Former Trump campaign chair Paul Manafort pleaded guilty Friday to two federal crimes as part of a plea deal in which he agreed to cooperate with the special counsel’s Russia probe. AP Justice reporter Eric Tucker explains what it all means. (Sept. 14)
WASHINGTON – Paul Manafort, the former chairman of President Donald Trump’s campaign, agreed Friday to forfeit his condo in Trump Tower in New York City and a retreat in the Hamptons as part of his guilty pleas in special counsel Robert Mueller’s investigation into Russian interference in the 2016 election
The forfeitures were anticipated as part of Manafort’s plea agreement but the six-page filing Friday in U.S. District Court in Washington specified the bank accounts and pricey properties that the government will seize as soon as Oct. 20.
The forfeited properties include Trump Tower apartment 43G at 721 Fifth Ave., which is valued at $3 million, and the Hamptons house at 174 Jobs Lane in Water Mill, New York, which is valued at $7.3 million, according to the real estate site Zillow.com. Other forfeited properties are at 377 Union St. in Brooklyn; and 29 Howard St., Apt. 4D, and 123 Baxter St. in Manhattan.
The accounts that were forfeited include two at The Federal Savings Bank, one at Capital One and a Northwestern Mutual Universal Life Insurance policy.
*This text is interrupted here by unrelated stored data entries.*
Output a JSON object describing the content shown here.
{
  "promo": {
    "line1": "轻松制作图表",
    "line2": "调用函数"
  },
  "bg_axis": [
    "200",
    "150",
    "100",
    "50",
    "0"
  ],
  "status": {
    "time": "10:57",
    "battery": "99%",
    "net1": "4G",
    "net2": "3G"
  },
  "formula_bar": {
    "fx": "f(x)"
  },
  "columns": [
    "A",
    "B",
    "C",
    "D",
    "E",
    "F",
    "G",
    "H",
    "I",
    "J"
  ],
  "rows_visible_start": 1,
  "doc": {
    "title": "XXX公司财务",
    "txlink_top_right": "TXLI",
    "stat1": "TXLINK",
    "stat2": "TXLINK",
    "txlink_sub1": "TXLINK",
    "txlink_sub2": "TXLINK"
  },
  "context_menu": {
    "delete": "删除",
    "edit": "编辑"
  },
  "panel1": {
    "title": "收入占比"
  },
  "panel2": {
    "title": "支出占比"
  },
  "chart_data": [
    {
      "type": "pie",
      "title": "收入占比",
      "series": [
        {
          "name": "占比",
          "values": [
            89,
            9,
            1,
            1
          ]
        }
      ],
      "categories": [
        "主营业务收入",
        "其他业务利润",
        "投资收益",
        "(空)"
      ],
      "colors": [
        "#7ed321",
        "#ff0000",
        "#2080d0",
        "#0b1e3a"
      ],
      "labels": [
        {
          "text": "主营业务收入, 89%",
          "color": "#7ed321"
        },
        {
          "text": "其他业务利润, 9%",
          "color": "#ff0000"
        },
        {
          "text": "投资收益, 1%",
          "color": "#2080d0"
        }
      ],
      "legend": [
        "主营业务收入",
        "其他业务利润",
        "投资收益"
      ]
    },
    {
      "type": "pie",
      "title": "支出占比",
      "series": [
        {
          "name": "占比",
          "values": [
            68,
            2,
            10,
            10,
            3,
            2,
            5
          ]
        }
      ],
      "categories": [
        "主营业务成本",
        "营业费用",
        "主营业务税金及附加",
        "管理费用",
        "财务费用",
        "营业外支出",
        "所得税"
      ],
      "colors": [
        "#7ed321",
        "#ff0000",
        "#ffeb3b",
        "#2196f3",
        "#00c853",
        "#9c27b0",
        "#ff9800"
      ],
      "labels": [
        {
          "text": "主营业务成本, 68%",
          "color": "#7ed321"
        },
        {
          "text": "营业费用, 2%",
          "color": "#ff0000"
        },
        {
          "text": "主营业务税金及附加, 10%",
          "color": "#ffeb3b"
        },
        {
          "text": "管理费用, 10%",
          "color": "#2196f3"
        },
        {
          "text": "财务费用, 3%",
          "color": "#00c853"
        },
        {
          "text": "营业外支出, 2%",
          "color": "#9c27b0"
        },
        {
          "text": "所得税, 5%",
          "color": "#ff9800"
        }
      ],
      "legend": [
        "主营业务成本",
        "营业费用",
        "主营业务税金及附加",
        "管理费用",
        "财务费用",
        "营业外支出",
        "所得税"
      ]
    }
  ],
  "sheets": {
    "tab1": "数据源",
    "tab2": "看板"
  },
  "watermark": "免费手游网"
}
If Judge Amy Jackson agrees with the order, the Justice Department will take over a unit not far below Trump’s own in one of the signature buildings of his real estate empire and the place where he launched his presidential campaign. Manafort agreed with the request.
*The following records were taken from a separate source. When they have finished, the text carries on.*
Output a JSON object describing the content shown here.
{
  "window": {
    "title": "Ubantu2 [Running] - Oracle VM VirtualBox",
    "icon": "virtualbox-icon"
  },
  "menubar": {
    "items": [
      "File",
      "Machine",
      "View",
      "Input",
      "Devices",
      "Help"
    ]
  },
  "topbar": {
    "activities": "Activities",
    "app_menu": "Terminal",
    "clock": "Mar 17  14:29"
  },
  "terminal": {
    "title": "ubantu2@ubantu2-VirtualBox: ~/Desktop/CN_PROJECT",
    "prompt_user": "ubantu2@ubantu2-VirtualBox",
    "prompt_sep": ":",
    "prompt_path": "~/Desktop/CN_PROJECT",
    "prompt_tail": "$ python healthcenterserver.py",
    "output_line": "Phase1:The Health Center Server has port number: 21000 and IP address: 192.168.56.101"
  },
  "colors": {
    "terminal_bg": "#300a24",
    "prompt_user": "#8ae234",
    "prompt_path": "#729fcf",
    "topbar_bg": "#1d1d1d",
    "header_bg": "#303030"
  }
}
The forfeitures resulted because the property and accounts “were derived from proceeds traceable to” the crimes he acknowledged, according to the filing from prosecutor Andrew Weissmann.
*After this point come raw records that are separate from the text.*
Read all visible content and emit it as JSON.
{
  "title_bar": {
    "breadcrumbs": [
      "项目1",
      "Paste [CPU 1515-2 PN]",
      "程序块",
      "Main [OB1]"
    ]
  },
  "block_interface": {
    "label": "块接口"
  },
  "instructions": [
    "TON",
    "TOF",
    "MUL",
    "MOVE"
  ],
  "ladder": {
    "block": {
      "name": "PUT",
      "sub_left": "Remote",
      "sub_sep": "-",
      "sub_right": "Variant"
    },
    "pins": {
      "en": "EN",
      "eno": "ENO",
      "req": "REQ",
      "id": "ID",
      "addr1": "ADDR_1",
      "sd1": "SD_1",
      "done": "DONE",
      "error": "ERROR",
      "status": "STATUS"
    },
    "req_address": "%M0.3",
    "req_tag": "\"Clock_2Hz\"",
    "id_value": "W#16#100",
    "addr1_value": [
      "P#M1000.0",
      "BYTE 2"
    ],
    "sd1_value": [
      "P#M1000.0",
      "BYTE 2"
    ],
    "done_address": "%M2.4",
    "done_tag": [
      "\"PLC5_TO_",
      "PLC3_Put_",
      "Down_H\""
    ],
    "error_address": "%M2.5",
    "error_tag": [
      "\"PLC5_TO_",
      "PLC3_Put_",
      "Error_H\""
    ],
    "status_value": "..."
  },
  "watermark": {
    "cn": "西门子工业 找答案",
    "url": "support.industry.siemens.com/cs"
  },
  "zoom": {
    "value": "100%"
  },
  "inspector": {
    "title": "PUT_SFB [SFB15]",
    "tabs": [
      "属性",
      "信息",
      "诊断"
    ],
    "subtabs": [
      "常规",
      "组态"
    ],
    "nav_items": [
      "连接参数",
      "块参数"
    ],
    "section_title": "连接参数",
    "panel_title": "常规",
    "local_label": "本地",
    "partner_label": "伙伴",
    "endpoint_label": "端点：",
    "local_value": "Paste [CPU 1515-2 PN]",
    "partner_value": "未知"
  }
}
Manafort pleaded guilty last month to conspiring against the U.S. by working for a pro-Kremlin political faction in Ukraine and conspiring to obstruct justice by trying to persuade two people who helped with that work to offer inaccurate accounts to investigators.
The 24-page statement of offenses cataloged a decade of criminal conduct on behalf of a former Ukrainian president now living in exile in Russia. Manafort and his partners earned tens of millions of dollars for the work between 2006 and 2015, and stashed large portions in Cyprus bank accounts to shield it from U.S. tax authorities.
The pleas came after he was convicted by a jury in U.S. District Court in Virginia of eight counts of submitting false tax returns, failing to report bank and financial accounts, and bank fraud.
Manafort awaits sentencing in both cases and is cooperating with prosecutors.